Durant les onze années de son pontificat,
Urbain connut, lui aussi, les temps troublés, plus troublés même que les
nôtres, et il reçut en héritage, avec la dignité pontificale, un fardeau
que les épaules d’un Grégoire VII avaient eu peine à porter. La
civilisation chrétienne, menacée au dehors par l’islamisme qui s’avance
triomphant ; au dedans, la paix de l’Europe sans cesse troublée par les
guerres intestines ; la liberté des petits et des faibles étouffée sous
les oppressions féodales ; l’Italie en proie aux invasions et aux
ravages de l’Allemagne ; la liberté de l’Église atteinte dans l’exercice
de ses droits les plus sacrés et les plus essentiels, par le despotisme
de la puissance impériale allemande ; le sanctuaire envahi par la
simonie et la corruption des mœurs, fruit fatal des investitures
séculières et de l’asservissement de l’Église ; l’indissolubilité du
mariage mise en question et violée par les princes les plus puissants ;
partout le droit méconnu, partout la force triomphante : tel est, en
raccourci, le spectacle désolant qui s’offre à ses regards au moment où
il est placé à la tête de la chrétienté.
Saint Grégoire VII est mort à la peine,
et, quelque part que l’on tourne les yeux, nul espoir n’apparaît encore
du côté des hommes. Cependant, Urbain ne désespère pas. Le cœur confiant
en Dieu, il saisit le gouvernail d’une main vigoureuse. Il se pose en
champion résolu de toutes les libertés nécessaires aux sociétés, ç
l’Église, aux âmes, et en athlète déterminé à combattre tous les
despotismes du dehors et du dedans. Formée à l’école monastique,
éprouvée au creuset de l’adversité, accoutumée à toutes les souffrances
et à toutes les abnégations personnelles, son âme accepte le lutte avec
une invincible énergie tempérée par une inépuisable douceur. Malgré le
triomphe momentané de la force, Urbain croit au triomphe définitif du
droit. C’est de Dieu, du temps et de la patience qu’il attend la
victoire, et il n’est point trompé dans son espérance.

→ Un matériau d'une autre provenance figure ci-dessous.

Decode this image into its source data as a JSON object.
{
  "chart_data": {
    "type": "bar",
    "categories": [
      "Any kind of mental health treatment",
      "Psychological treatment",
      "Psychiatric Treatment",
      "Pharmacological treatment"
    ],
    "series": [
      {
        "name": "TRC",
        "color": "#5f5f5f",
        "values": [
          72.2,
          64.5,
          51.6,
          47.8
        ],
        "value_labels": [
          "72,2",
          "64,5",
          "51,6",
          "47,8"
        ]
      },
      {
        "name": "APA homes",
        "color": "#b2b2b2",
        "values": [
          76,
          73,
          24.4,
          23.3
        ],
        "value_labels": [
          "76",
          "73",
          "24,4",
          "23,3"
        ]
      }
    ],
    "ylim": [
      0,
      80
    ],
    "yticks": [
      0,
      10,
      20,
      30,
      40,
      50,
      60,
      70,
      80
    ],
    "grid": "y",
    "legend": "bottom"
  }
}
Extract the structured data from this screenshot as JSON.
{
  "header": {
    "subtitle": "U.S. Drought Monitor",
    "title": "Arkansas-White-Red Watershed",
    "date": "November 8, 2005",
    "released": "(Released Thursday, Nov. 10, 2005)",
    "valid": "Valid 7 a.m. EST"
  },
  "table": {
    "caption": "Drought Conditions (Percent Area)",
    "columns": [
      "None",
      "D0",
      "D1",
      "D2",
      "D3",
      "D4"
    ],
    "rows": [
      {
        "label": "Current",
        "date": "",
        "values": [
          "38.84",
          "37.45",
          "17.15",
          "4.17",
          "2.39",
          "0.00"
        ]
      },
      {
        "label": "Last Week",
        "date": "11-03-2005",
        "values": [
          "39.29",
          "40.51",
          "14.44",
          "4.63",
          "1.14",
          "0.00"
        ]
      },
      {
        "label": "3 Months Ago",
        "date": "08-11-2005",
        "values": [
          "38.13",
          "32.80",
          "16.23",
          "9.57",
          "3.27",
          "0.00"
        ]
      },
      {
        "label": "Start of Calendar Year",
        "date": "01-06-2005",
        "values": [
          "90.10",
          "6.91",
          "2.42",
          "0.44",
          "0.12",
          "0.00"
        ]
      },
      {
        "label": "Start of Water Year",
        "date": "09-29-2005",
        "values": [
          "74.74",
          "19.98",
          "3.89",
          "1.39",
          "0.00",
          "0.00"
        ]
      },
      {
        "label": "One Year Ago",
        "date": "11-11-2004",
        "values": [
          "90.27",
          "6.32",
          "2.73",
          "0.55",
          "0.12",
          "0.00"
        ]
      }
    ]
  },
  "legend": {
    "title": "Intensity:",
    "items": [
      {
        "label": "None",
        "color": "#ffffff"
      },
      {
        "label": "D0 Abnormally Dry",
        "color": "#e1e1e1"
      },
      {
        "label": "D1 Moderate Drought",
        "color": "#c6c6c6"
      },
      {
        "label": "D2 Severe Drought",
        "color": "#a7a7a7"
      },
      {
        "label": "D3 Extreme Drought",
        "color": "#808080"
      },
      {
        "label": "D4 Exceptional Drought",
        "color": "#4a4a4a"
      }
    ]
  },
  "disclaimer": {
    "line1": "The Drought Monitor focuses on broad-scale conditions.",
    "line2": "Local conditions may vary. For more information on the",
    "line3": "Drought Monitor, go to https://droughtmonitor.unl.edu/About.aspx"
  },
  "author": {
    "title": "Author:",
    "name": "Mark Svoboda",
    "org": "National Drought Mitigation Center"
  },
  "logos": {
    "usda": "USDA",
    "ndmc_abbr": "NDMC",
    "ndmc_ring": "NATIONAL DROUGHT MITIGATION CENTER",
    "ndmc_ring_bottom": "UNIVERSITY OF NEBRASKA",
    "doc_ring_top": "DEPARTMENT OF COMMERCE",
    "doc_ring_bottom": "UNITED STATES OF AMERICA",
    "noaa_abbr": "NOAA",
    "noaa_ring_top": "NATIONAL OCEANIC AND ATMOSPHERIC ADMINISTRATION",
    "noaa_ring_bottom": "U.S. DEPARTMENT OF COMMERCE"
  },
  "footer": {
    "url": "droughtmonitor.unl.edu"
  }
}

Quand il descend dans la tombe, bien que
l’horizon soit encore chargé de nuages, il peut cependant entrevoir un
ciel plus serein et des jours plus calmes. Il a fait, en effet, refluer
vers le Nord les soldats de l’Allemagne, et l’Italie, plus unie par ses
soins, se sent plus forte pour reconquérir sa liberté définitive ; il a
rassuré les petits et les faibles en les prenant sous la protection de
l’Église, et en étendant la Trêve de Dieu à presque toutes les
nations d’Europe ; il a reporté la guerre et la terreur jusqu’au cœur de
l’islamisme, et en reculant de quatre siècles les envahissements du
croissant, il a sauvé à jamais la liberté de l’Europe chrétienne ; il a
fondu dans une pensée fraternelle, en les associant pour une entreprise
commune, la première croisade, vingt peuples de l’Occident jusque là
divisés ; il a brisé les fers de l’Église en poursuivant sans trêve ni
merci l’investiture impériale des dignitaires ecclésiastiques, le fléau
de la clérogamie et le trafic des choses saintes ; il a propagé partout
la vie monastique, qu’il considère à bon droit comme l’élément le plus
sain d’une société à peine sortie de la barbarie ; il a sauvé, aux yeux
des peuples, le principe sacré de l’indissolubilité du mariage en
lançant les foudres redoutables de l’excommunication contre les violeurs
de ce devoir fondamental, sans se laisser arrêter par la crainte de leur
scptre ni par l’éclat de leur couronne.
Et qui dira ce qu’il lui en coûta de
luttes, de voyages, d’humiliations, de privations et de sacrifices,
durant les onze années qu’il gouverna l’Église, poursuivi par les
puissances, entravé dans son action par le schisme, délaissé et trahi
pas ses auxiliaires naturels, exilé au sein de Rome, réduit à fuir de sa
propre ville, vivant du pain de l’aumône, et expirant comme un pauvre
abandonné, dans une île du Tibre (29 juillet 1099) ?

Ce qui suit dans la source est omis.